La neige était tombée entretemps, recouvrant les traces de pas qu'elle avait laissé à force de faire des aller-retours. Tant mieux, cela la rendrait plus difficile à pister, bien qu'elle allait devoir se frayer un nouveau chemin. Véga avait vu les hommes revenir au camp avec leurs chiens un peu plus tôt dans la soirée, mais comme la nuit commençait à tomber, elle décida de retourner à la charge pendant qu'ils étaient occupés à décharger leur camion.
Créant un nouveau chemin dans la neige, Véga s'avança rapidement jusqu'à la bergerie. Près de la clôture, elle essaya de regarder à l’intérieur pour s'assurer qu'aucun humain ne viendrait la déranger cette fois. Malheureusement, elle entendit des voix raisonner à l’intérieur. Ce n'était pas encore le bon moment... Retournant sur ses pas, la louve partit la queue basse jusqu'à sa cachette. Combien de temps allait-elle encore tenir à ce rythme ?

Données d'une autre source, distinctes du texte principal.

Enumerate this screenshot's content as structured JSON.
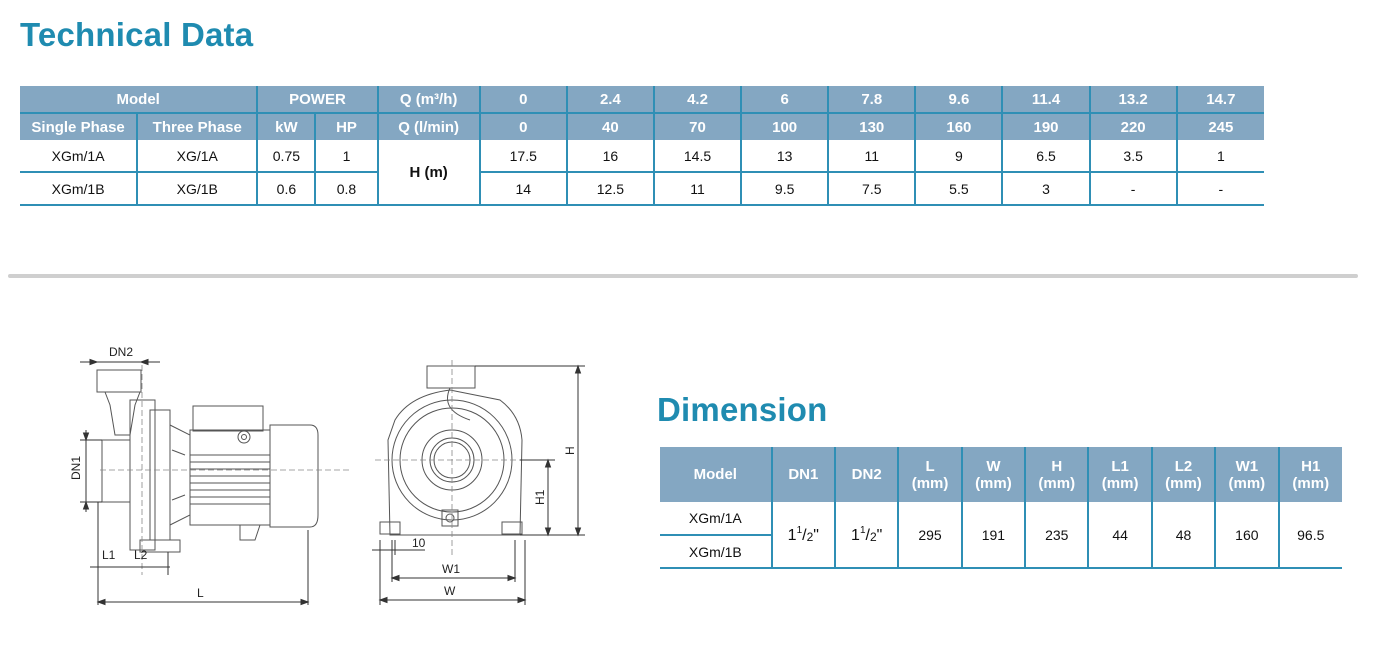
{
  "technical": {
    "title": "Technical Data",
    "header_row1": {
      "model": "Model",
      "power": "POWER",
      "q_m3h_label": "Q (m³/h)",
      "q_m3h": [
        "0",
        "2.4",
        "4.2",
        "6",
        "7.8",
        "9.6",
        "11.4",
        "13.2",
        "14.7"
      ]
    },
    "header_row2": {
      "single_phase": "Single Phase",
      "three_phase": "Three Phase",
      "kw": "kW",
      "hp": "HP",
      "q_lmin_label": "Q (l/min)",
      "q_lmin": [
        "0",
        "40",
        "70",
        "100",
        "130",
        "160",
        "190",
        "220",
        "245"
      ]
    },
    "head_label": "H (m)",
    "rows": [
      {
        "single": "XGm/1A",
        "three": "XG/1A",
        "kw": "0.75",
        "hp": "1",
        "h": [
          "17.5",
          "16",
          "14.5",
          "13",
          "11",
          "9",
          "6.5",
          "3.5",
          "1"
        ]
      },
      {
        "single": "XGm/1B",
        "three": "XG/1B",
        "kw": "0.6",
        "hp": "0.8",
        "h": [
          "14",
          "12.5",
          "11",
          "9.5",
          "7.5",
          "5.5",
          "3",
          "-",
          "-"
        ]
      }
    ]
  },
  "dimension": {
    "title": "Dimension",
    "headers": {
      "model": "Model",
      "dn1": "DN1",
      "dn2": "DN2",
      "l": "L",
      "w": "W",
      "h": "H",
      "l1": "L1",
      "l2": "L2",
      "w1": "W1",
      "h1": "H1",
      "unit": "(mm)"
    },
    "models": [
      "XGm/1A",
      "XGm/1B"
    ],
    "values": {
      "dn1": {
        "whole": "1",
        "num": "1",
        "den": "2",
        "mark": "\""
      },
      "dn2": {
        "whole": "1",
        "num": "1",
        "den": "2",
        "mark": "\""
      },
      "l": "295",
      "w": "191",
      "h": "235",
      "l1": "44",
      "l2": "48",
      "w1": "160",
      "h1": "96.5"
    }
  },
  "drawing_labels": {
    "dn2": "DN2",
    "dn1": "DN1",
    "l1": "L1",
    "l2": "L2",
    "l": "L",
    "h": "H",
    "h1": "H1",
    "ten": "10",
    "w1": "W1",
    "w": "W"
  }
}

Sans se décourager, la louve fauve était à nouveau revenue près du village des hommes. Que ce soit aujourd'hui ou demain, elle restait persuadée qu'elle réussirait à leur dérober un mouton. Proche de la barrière, la louve l'avait d'abord longée pour s'assurer que personne n'était à proximité, puis elle avait aventuré sa tête à l’intérieur de la bergerie.

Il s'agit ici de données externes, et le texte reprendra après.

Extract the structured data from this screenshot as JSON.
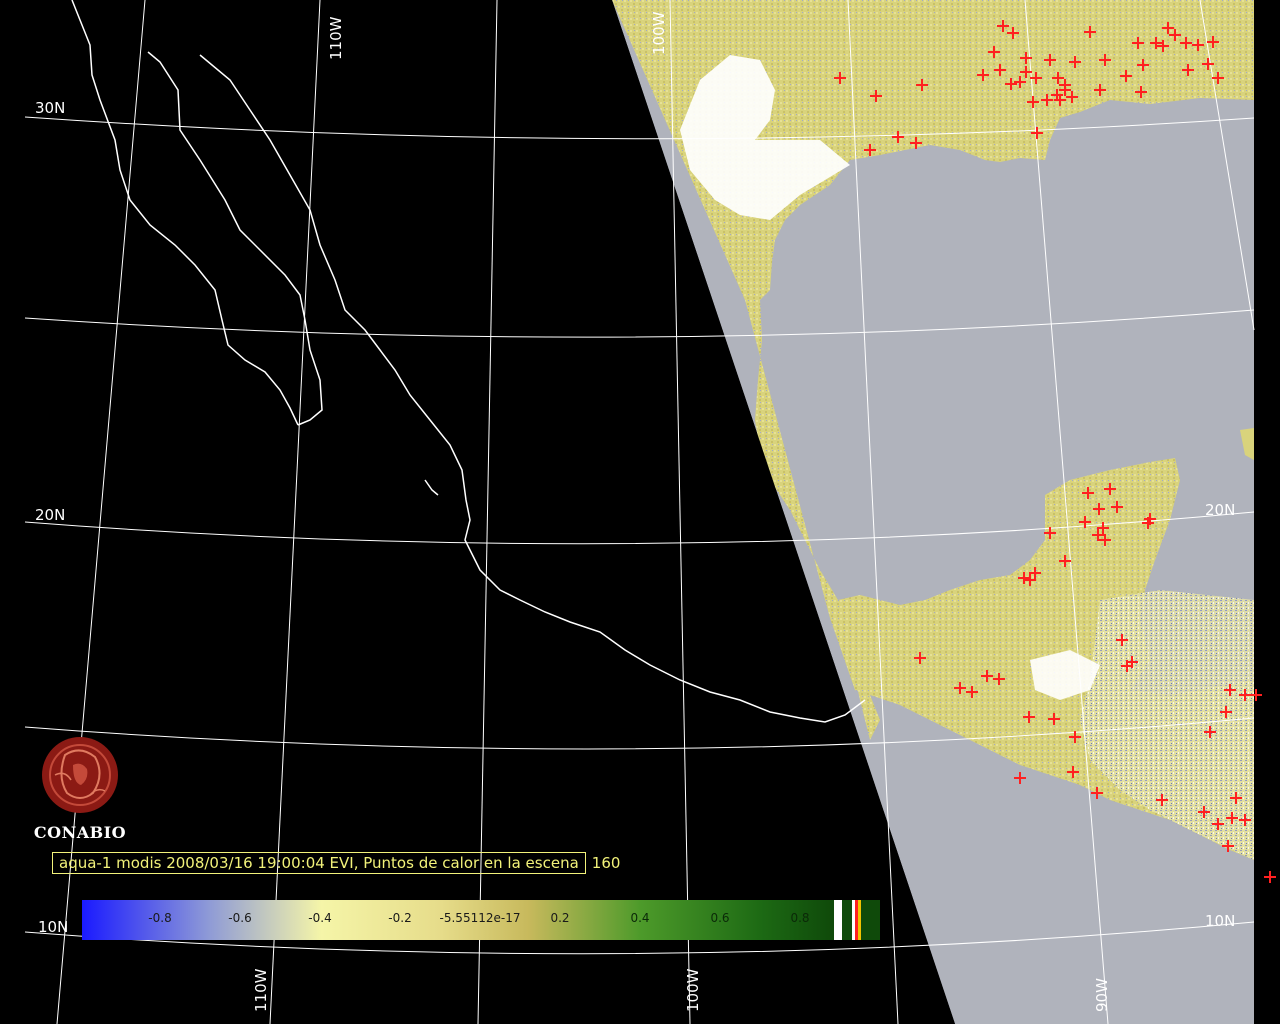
{
  "caption": {
    "text": "aqua-1 modis 2008/03/16 19:00:04 EVI, Puntos de calor en la escena",
    "count": "160"
  },
  "logo": {
    "name": "CONABIO"
  },
  "grid_labels": {
    "lat_30": "30N",
    "lat_20n_left": "20N",
    "lat_20n_right": "20N",
    "lat_10n_left": "10N",
    "lat_10n_right": "10N",
    "lon_110_top": "110W",
    "lon_110_bottom": "110W",
    "lon_100_top": "100W",
    "lon_100_bottom": "100W",
    "lon_90_bottom": "90W"
  },
  "colorbar": {
    "ticks": [
      "-0.8",
      "-0.6",
      "-0.4",
      "-0.2",
      "-5.55112e-17",
      "0.2",
      "0.4",
      "0.6",
      "0.8"
    ],
    "range": [
      -1.0,
      1.0
    ],
    "colors": {
      "min": "#1a1aff",
      "low": "#8f9bd6",
      "mid_low": "#f5f5a8",
      "zero": "#c7b95c",
      "mid_high": "#2f8c1f",
      "max": "#0f4a0a"
    }
  },
  "colors": {
    "background": "#000000",
    "water": "#b0b3bc",
    "land_veg": "#d8d27a",
    "land_dry": "#ece79a",
    "cloud": "#ffffff",
    "coastline": "#ffffff",
    "gridline": "#ffffff",
    "hotspot": "#ff2020",
    "caption": "#f2f27a",
    "logo": "#8b1a14"
  },
  "hotspot_count_shown": "160"
}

Il n'y avait pas de bruit, mais une lumière vacillait au dessus d'un établi en bois, preuve qu'un humain ne tarderait pas à arriver. Véga recula. Pas la peine d'entrer si elle n'avait pas le temps de tuer un mouton et de s'enfuir. Un seul faux pas, et elle était morte.
La louve sentait d'ici l'odeur chaude et succulente des moutons, de l'autre coté de la clôture. Résister à leur parfum par précaution était difficile. Bon nombre de fois, elle avait voulu se jeter dans la bergerie et y faire un carnage, tant pis pour les hommes et leurs chiens, mais cela aurait sans doute été son dernier repas. Près des barrières humaines, Véga entendait leurs déplacements à l’intérieur. Ce devait être l'heure à laquelle ils les nourrissaient. Décidément, chaque fois qu'elle rodait dans les alentours, il n'y avait pas un seul instant ou elle se retrouvait seule avec les moutons. Au moins, elle pouvait s'estimer chanceuse de ne pas avoir été repérée jusque là...

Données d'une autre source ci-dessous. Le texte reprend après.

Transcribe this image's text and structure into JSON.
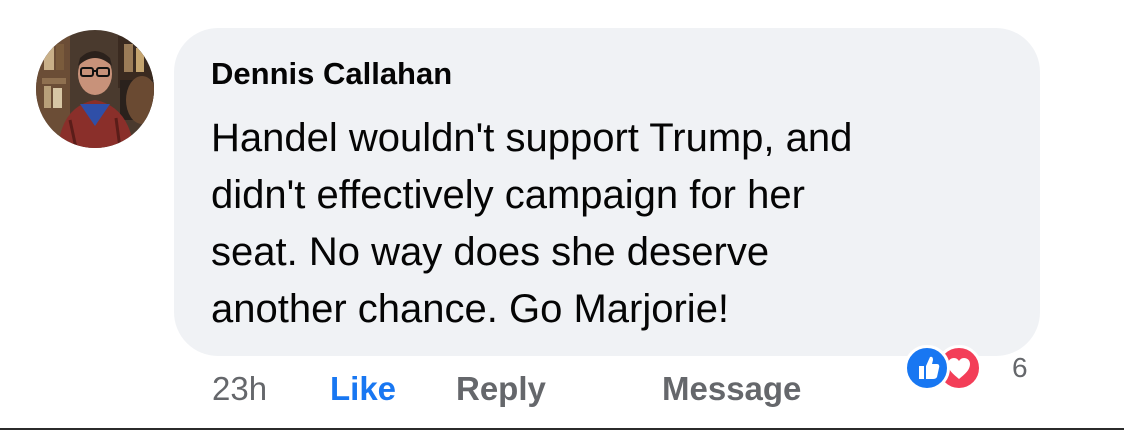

Lorsqu'elle revint, la nuit, d’épais flocons de neige tombaient sur le sol et sur sa fourrure. Véga espérait que cela aurait découragés les humains à garder leurs moutons, mais ces derniers devaient tenir à leurs bêtes. Près de la clôture, elle entendait la voix distinctes de deux d'entre eux. Ils n'étaient pas tout proches de l'enclos, cependant, sa présence risquait d'affoler les moutons et donc de les faire venir. Elle n'allait pas prendre le risque que les deux humains soient armés. Reculant, la louve repartit d’où elle venait. Ce ne serait pas encore pour ce soir.
Une épaisse couche de neige recouvrait le sol lorsqu'elle repartit en direction de la bergerie. Au loin, elle entendait les aboiements des chiens. Sans être trop proches, ceux-ci devaient tout de même se trouver à quelques centaines de mètres, et elle n'était pas sûre de pouvoir camoufler son odeur si elle se rapprochait trop. Mieux valait qu'elle se garde ses distances pour le moment.